Take a few days out of term-time – if the school won’t fine
The situation with unapproved school absences in the UK is messy.
Some schools are inflexible on ANY absence (one Kent schoolchild was recently refused authorised leave to go to her grandfather’s funeral). Others are more relaxed, particularly primary schools.
They are all choosing their own interpretations of guidance laid down by county councils.
You can save money on your holiday if you do travel during term time. You may feel that a few days out of school is worth it given the other benefits your child will experience. If so, speak to your school well ahead of your holiday and ask their position.
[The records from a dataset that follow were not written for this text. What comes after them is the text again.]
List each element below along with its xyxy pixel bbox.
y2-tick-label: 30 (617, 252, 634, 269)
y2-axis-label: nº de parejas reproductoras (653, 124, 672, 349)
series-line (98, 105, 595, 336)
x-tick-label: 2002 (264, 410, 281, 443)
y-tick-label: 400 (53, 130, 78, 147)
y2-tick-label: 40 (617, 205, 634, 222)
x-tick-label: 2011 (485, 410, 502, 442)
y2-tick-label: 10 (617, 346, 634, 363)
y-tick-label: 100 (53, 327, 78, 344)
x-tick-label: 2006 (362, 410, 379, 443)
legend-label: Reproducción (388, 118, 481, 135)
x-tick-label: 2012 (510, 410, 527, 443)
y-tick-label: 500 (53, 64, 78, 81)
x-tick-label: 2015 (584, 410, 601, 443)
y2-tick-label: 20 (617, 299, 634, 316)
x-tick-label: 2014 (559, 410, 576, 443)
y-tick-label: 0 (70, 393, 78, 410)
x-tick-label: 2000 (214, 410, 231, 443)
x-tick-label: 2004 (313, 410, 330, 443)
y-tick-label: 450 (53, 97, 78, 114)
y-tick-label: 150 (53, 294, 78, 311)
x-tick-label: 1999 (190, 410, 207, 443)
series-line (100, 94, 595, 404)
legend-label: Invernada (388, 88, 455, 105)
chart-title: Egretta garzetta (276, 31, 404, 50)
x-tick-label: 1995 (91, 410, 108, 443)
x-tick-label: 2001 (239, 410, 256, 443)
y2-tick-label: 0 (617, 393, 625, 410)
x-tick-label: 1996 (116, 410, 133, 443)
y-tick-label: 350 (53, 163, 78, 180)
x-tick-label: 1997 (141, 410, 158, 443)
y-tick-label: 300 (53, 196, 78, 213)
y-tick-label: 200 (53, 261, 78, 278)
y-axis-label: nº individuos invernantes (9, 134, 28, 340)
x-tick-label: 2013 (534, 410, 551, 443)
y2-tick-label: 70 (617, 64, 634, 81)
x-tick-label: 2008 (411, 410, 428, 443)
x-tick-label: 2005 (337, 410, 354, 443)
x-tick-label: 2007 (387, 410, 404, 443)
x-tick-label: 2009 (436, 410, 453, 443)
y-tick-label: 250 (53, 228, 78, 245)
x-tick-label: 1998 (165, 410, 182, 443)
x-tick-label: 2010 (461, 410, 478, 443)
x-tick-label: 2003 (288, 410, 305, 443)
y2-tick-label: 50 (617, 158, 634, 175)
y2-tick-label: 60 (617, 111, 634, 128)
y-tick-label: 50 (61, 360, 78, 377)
If your holiday is not authorised you’ll face a fine of £60 per child, per parent, for each week. But it may be that the school won’t report a few days tagged on to half term – especially if the trip offers some educational benefit.
Go in a group – split the costs
Holiday parks often have big chalets and caravans that cater for up to 12 people. Since you usually only pay for the accommodation and not the number of people, you can save money by splitting costs if you go as a group.
Note that many holiday parks prevent bookings of more than one unit of accommodation online. To maintain the family environment of the parks they restrict groups of young adults and single sex parties.